CoinBureau reports:
Despite the potential mid-July launch of an ETF for Ethereum (ETH), it has not been immune to the ongoing market downturn. Since July 1st, the second-largest digital asset has dropped over $500, plummeting from $3400 to a low of $2800, wiping out gains accrued since some ETF approvals in May.
According to Ethereum educator Sassal, apart from potential outflows from Grayscale’s ETH Trust (ETHE), there are no other significant bearish factors apparent. “The upward momentum has receded since ETF approvals on May 23rd… I believe the primary concern for ETH currently lies in potential outflows from Grayscale ETHE.”
While Sassal maintains optimism, the recent plunge has disproportionately affected ETH compared to BTC. As of now, BTC has seen a weekly drop of approximately 11%, whereas ETH has fallen by 14%. He further notes “existential reasons for a bearish future,” predicting favorable market impacts from increased regulatory transparency and potential Fed rate cuts in the latter half of 2024.
Given the anticipated ETH ETF launch in two weeks, this unprecedented steep decline has left some traders perplexed. Some market observers assert that ETH’s plunge stems from a lack of compelling narratives. Conversely, Evans suggests the market is currently in a risk-off mode, anticipating potential outflows from Grayscale’s ETH Trust could diminish the potential allure of an ETH ETF.

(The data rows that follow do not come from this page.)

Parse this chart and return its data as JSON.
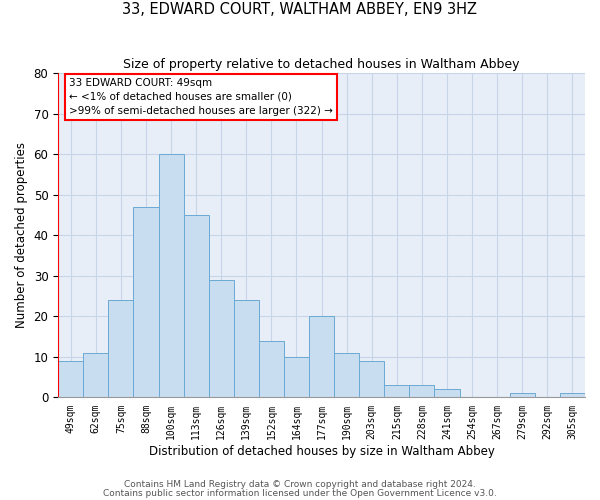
{
  "title": "33, EDWARD COURT, WALTHAM ABBEY, EN9 3HZ",
  "subtitle": "Size of property relative to detached houses in Waltham Abbey",
  "xlabel": "Distribution of detached houses by size in Waltham Abbey",
  "ylabel": "Number of detached properties",
  "categories": [
    "49sqm",
    "62sqm",
    "75sqm",
    "88sqm",
    "100sqm",
    "113sqm",
    "126sqm",
    "139sqm",
    "152sqm",
    "164sqm",
    "177sqm",
    "190sqm",
    "203sqm",
    "215sqm",
    "228sqm",
    "241sqm",
    "254sqm",
    "267sqm",
    "279sqm",
    "292sqm",
    "305sqm"
  ],
  "values": [
    9,
    11,
    24,
    47,
    60,
    45,
    29,
    24,
    14,
    10,
    20,
    11,
    9,
    3,
    3,
    2,
    0,
    0,
    1,
    0,
    1
  ],
  "bar_color": "#c8ddf0",
  "bar_edge_color": "#6aaad4",
  "annotation_text": "33 EDWARD COURT: 49sqm\n← <1% of detached houses are smaller (0)\n>99% of semi-detached houses are larger (322) →",
  "annotation_box_color": "white",
  "annotation_box_edge_color": "red",
  "ylim": [
    0,
    80
  ],
  "yticks": [
    0,
    10,
    20,
    30,
    40,
    50,
    60,
    70,
    80
  ],
  "grid_color": "#c8d4e8",
  "background_color": "#e8eef8",
  "footer_line1": "Contains HM Land Registry data © Crown copyright and database right 2024.",
  "footer_line2": "Contains public sector information licensed under the Open Government Licence v3.0."
}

“Concerns are widespread about the impact of Grayscale unlocking on the market, especially during low summer trading volumes. The overall risk aversion sentiment in the market has led to a general decrease in demand for ETH.”
Simultaneously, based on Fibonacci retracement levels of 61.8% from the lows and highs of 2024, ETH’s pullback precisely touched a critical support zone seen as a likely bounce-back point.
The 61.8% Fibonacci level ($28,000) not only represents double the daily order blocks (marked in turquoise) but also serves as a significant support level for the first half of 2024. Whether this support holds may hinge on future movements of Bitcoin (BTC).
However, negative outflows in the derivatives market further highlight investor risk aversion. According to Coinglass data, ETH has seen a net outflow totaling $4.5 billion since July 1st, indicating bearish sentiment in the market and tepid responses to the forthcoming ETF.
Yet, Bloomberg’s latest report suggests that only a dovish shift by the Fed with “one or two rate cuts” could potentially improve sentiment in the crypto market.